As long as taxpayers are stuck paying the bill, PLUS interest on the “loans”, PLUS “unanticipated” cost “over-runs”, why would the IBRP care? A new bridge isn’t needed. What is really needed is at least two more cross river bridges. But, since the decision to replace the bridge has already been made, taxpayers are going to take it hard.
Thank you Bob Ortblad for your continued digging into the facts and details of the IBR’s proposal.
Details like this should have been exposed by the program prior to the DSEIS public comment period.
This highlights one of many problems caused by Greg Johnson and his team, as they bury vital information deep within their 12,500 pages of their DSEIS.
PLEASE TELL ME. Is there ANYthing HONEST towards the people, in ANY Government Project? The DIShonesty is over-whelming!
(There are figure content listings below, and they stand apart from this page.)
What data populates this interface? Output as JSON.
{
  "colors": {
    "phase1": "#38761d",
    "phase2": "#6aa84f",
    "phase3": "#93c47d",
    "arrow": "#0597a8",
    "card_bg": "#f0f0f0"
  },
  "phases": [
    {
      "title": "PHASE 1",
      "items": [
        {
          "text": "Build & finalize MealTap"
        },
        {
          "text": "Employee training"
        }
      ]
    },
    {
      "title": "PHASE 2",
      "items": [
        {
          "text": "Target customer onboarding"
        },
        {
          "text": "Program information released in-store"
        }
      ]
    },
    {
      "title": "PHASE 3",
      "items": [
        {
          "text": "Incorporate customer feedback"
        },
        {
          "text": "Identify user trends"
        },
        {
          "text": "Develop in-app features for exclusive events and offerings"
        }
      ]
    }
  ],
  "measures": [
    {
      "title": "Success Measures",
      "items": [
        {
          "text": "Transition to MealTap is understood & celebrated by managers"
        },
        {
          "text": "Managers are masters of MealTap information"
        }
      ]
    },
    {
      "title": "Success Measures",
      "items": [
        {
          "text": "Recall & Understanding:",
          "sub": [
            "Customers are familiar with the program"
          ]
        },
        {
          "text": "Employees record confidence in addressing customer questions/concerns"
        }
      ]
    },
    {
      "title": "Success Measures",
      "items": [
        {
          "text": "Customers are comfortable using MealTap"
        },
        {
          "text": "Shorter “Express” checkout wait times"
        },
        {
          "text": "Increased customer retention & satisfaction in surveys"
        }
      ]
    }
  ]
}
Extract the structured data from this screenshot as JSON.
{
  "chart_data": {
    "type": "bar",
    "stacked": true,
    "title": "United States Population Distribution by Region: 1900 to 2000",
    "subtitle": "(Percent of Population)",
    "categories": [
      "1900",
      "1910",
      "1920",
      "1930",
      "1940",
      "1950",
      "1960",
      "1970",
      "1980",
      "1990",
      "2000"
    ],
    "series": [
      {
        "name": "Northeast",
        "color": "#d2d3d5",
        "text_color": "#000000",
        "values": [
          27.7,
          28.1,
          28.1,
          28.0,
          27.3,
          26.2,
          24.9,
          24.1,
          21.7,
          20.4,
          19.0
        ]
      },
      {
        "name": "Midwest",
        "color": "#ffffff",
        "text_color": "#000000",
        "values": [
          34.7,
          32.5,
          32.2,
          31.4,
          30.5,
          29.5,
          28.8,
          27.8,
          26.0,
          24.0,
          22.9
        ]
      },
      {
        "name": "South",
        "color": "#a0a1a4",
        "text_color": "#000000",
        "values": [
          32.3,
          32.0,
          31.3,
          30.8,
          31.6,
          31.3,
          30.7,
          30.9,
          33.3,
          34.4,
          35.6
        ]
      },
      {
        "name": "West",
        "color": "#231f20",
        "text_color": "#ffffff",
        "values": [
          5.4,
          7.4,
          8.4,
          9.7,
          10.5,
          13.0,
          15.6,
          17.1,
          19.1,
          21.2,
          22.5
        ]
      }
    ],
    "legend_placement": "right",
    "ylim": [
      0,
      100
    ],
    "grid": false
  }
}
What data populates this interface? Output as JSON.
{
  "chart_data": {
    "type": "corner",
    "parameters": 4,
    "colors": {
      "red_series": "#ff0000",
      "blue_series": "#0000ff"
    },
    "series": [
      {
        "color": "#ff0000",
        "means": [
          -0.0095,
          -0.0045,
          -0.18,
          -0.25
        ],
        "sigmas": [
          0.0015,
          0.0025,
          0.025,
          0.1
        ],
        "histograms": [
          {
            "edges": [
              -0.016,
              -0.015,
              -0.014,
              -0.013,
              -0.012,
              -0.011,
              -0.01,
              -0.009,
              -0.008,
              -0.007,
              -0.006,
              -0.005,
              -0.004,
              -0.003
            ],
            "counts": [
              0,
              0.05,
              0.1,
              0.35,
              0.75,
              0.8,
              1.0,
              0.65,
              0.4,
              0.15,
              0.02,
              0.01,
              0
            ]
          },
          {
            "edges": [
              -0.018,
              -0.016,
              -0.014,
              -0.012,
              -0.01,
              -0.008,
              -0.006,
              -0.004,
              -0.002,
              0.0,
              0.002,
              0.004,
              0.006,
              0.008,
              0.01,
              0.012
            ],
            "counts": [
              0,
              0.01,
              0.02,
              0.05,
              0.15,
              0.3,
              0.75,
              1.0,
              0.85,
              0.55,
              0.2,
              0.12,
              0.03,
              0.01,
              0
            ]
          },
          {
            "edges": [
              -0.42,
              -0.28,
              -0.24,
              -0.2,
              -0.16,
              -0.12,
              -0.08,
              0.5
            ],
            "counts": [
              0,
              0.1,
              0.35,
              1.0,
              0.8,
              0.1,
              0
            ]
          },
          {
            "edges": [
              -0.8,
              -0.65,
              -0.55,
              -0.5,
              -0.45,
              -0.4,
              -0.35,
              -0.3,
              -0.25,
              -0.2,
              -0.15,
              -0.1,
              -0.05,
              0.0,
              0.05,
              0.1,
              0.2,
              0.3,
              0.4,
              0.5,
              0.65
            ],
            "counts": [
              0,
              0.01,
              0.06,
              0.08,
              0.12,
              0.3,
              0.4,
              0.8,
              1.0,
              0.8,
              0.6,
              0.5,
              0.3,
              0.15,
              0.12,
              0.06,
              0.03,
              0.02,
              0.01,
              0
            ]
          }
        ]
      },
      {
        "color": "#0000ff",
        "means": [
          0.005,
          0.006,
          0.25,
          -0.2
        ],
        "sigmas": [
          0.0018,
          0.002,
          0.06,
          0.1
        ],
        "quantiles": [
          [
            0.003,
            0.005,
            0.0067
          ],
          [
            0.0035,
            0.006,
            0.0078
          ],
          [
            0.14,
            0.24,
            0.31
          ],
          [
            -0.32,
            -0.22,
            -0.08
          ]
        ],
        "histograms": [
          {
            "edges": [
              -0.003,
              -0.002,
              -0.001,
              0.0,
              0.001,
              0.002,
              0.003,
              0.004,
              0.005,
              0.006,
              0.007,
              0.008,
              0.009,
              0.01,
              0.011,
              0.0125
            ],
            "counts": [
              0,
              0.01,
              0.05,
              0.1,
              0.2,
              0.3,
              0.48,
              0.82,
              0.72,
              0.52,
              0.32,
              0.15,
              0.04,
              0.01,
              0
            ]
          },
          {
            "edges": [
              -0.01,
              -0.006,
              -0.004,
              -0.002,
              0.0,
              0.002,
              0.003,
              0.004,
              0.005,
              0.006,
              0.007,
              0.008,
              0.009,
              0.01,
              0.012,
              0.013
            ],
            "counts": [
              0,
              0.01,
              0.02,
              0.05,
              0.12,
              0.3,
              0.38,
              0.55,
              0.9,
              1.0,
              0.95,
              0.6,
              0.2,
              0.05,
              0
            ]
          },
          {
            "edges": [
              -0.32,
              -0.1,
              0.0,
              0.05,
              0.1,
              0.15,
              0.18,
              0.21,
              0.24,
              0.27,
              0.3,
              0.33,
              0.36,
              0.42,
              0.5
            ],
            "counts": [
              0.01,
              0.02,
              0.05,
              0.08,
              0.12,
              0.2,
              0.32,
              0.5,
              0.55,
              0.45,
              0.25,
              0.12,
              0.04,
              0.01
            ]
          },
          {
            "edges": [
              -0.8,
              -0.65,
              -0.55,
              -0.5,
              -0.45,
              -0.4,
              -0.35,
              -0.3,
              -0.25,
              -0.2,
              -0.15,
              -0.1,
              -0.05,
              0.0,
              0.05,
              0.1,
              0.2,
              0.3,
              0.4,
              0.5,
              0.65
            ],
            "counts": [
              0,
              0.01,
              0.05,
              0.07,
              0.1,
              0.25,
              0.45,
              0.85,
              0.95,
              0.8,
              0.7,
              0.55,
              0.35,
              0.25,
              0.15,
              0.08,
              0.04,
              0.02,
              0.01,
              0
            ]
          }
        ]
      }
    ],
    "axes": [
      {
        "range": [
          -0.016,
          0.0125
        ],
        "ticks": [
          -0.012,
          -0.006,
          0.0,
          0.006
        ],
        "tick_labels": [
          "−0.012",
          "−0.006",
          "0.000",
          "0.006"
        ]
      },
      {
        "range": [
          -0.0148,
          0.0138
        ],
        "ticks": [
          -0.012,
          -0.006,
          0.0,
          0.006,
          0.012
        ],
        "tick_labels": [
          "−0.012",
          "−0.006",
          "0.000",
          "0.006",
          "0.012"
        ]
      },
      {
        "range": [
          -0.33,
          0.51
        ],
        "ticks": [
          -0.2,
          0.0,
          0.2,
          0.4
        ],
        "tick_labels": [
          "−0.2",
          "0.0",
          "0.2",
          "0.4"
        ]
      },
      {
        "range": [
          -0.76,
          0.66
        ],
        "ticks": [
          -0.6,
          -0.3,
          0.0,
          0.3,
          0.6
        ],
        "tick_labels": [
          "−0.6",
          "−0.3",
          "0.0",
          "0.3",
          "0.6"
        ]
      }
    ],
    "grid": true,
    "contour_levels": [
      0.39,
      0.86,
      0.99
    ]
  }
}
Ok, MetaWorld2, please sit down, get a glass of RonRico 151, and put your feet up, because the answer to your question is NO. There are NO consequences for (s)elected government office holders or their most friendly bureaucrat toadies when they skim tax money and “re-route” said funds to their “special” non-profits, when they deliberately pass laws that are un-Constitutional, when they squander tax money on “projects” that any sane person that can add 2 plus 2 and get 4 would say is a boondoggle that shouldn’t be funded, and, of course all they do is LIE to the people that are paying their wages (taxpayers). Nothing new about that either. Unfortunately it has been going on since the Bank of England bought our “representatives” and “senators” to “bless” us with central banking and the british fractional reserve banking system.